Sydney’s Chinese migrant enclaves are spread across the city, from Haymarket and Ashfield to Burwood and Eastwood. But Hurstville is still the biggest, which means there’s hot competition for dumpling supremacy in the 2220. And while newer, shinier chains like Chefs Gallery and Taste of Shanghai might catch the attention of younger folk, it’s still the old dames like Sunny Harbour that reign supreme.
On weekends, loitering in the foyer as you wait for your number be yelled out deli-style is a given. Even for an early midweek lunch we’re ushered onto the second floor, the main dining room already packed with retirees gossiping about their grandchildren’s love lives over chrysanthemum tea and chicken feet.

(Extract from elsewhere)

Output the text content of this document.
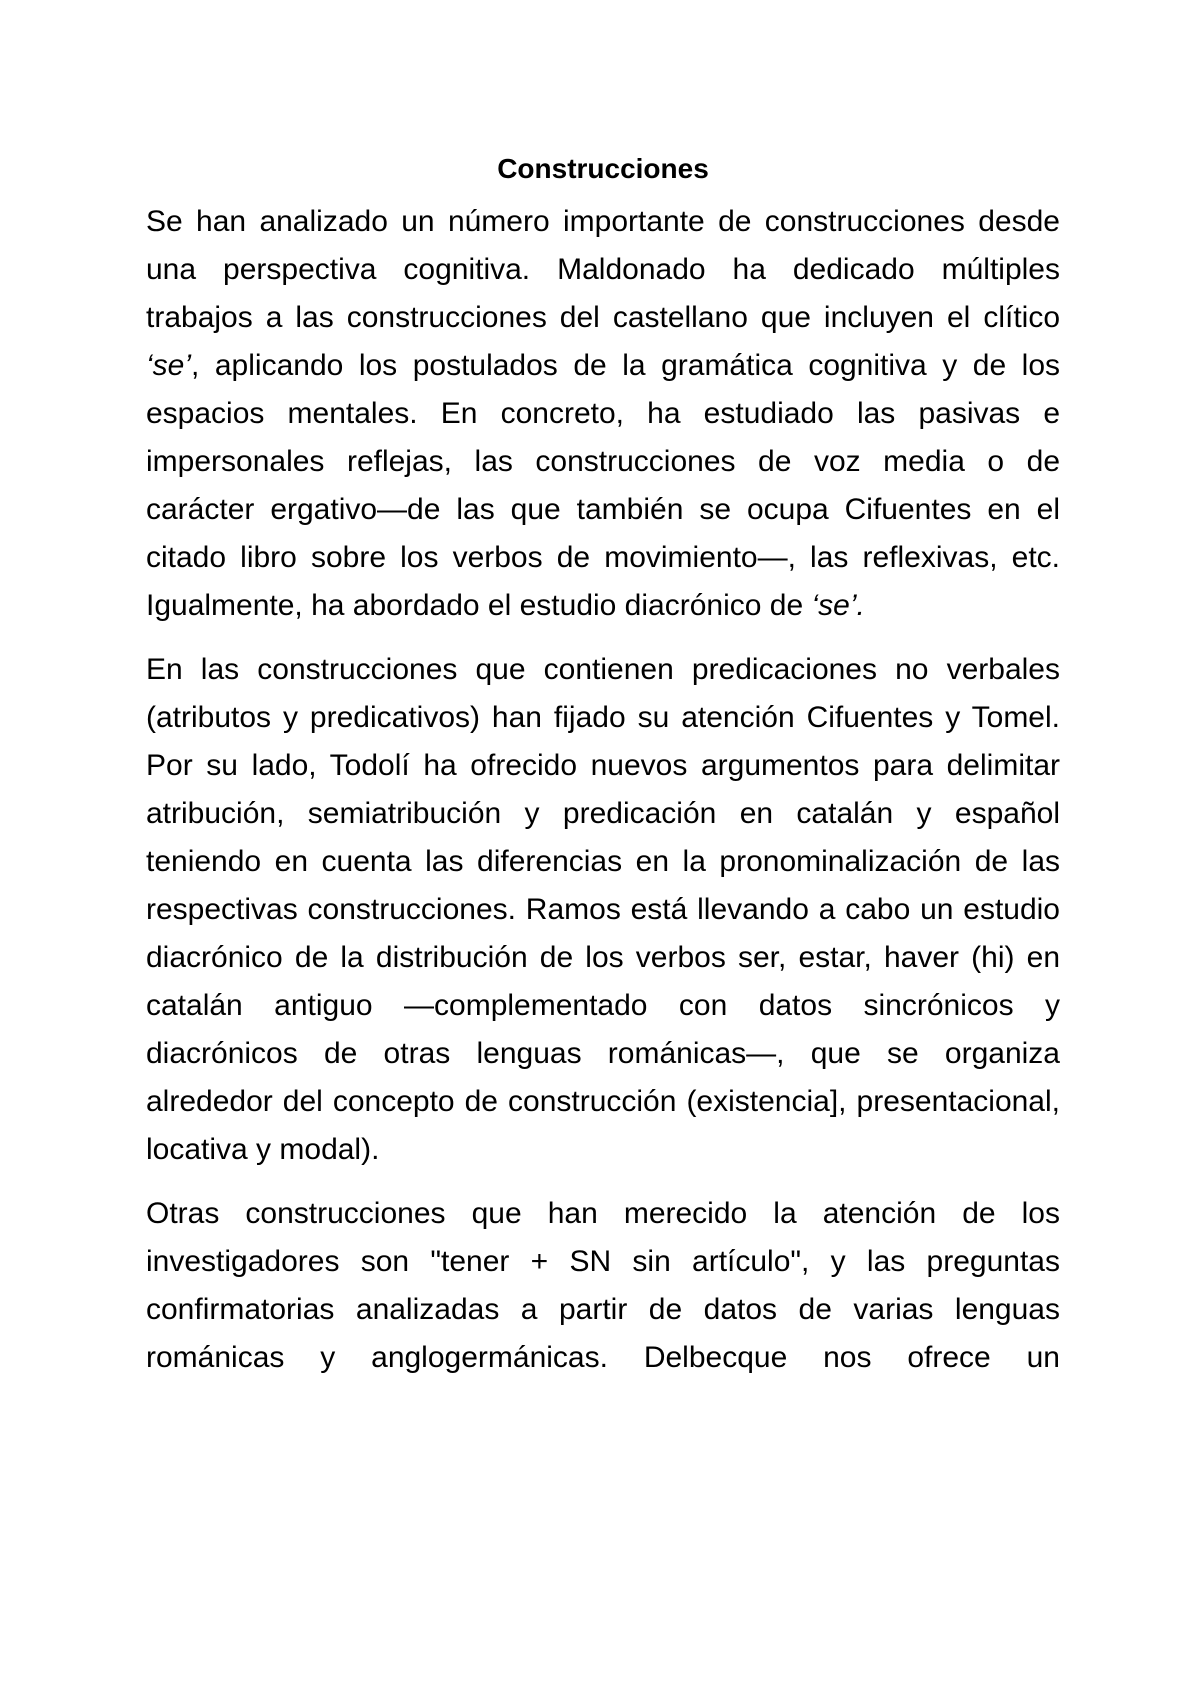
Construcciones

Se han analizado un número importante de construcciones desde una perspectiva cognitiva. Maldonado ha dedicado múltiples trabajos a las construcciones del castellano que incluyen el clítico ‘se’, aplicando los postulados de la gramática cognitiva y de los espacios mentales. En concreto, ha estudiado las pasivas e impersonales reflejas, las construcciones de voz media o de carácter ergativo—de las que también se ocupa Cifuentes en el citado libro sobre los verbos de movimiento—, las reflexivas, etc. Igualmente, ha abordado el estudio diacrónico de ‘se’.

En las construcciones que contienen predicaciones no verbales (atributos y predicativos) han fijado su atención Cifuentes y Tomel. Por su lado, Todolí ha ofrecido nuevos argumentos para delimitar atribución, semiatribución y predicación en catalán y español teniendo en cuenta las diferencias en la pronominalización de las respectivas construcciones. Ramos está llevando a cabo un estudio diacrónico de la distribución de los verbos ser, estar, haver (hi) en catalán antiguo —complementado con datos sincrónicos y diacrónicos de otras lenguas románicas—, que se organiza alrededor del concepto de construcción (existencia], presentacional, locativa y modal).

Otras construcciones que han merecido la atención de los investigadores son "tener + SN sin artículo", y las preguntas confirmatorias analizadas a partir de datos de varias lenguas románicas y anglogermánicas. Delbecque nos ofrece un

The relentless busyness of Sunny Harbour means their dimsums are always fresh, with popular items barely ever making more than a single lap of the room. Prawn and spinach crystal dumplings are piping hot and generously stuffed, with skins just sticky enough to hold their weight. Fluffy barbecue pork buns reveal satisfying chunks of meat within, far from the over-sweet gloop that appears in all-too-common inferior versions.
Branch outside the usual yum cha hit list with the sticky rice in lotus leaf, a lunchtime gift unwrapping that reveals a fragrant bundle of joy dotted with chicken, slivers of shiitake mushroom and egg yolk. Take it one step further with stewed beef tendon, unrelentingly gelatinous lengths that deeply soak up their sweet soy, garlic and radish marinade. If all the gnarly bits get a bit much, make like the hungry caterpillar and recalibrate with a plate of crunchy blanched Chinese broccoli dressed liberally in oyster sauce before finishing with the must-order mango pancake – Sunny Harbor’s is is one of the best renditions in the city.
If you’re not a native Cantonese speaker, just point and nod, because the trolley ladies can and will make fun of your mangled pronunciation of cheong fun (steamed rice noodles) and ham sui gok (fried pork dumplings). If you ever wanted to be laughed at by a middle aged Chinese woman wearing a gold brocade vest and a serious perm, here’s your chance.
Sunny Harbour is by no means the most refined yum cha in Sydney, but it’s enduringly popular for two reasons: the food is inexpensive and good, and there’s legacy here. It’s probably the place you, your parents, and your grandparents went to eat from primary school to adulthood. For Hurstville locals Sunny Harbour’s always been the traditional spot for Sunday yum cha, and with all storeys heaving and no signs of slowing down, it could still become your tradition too.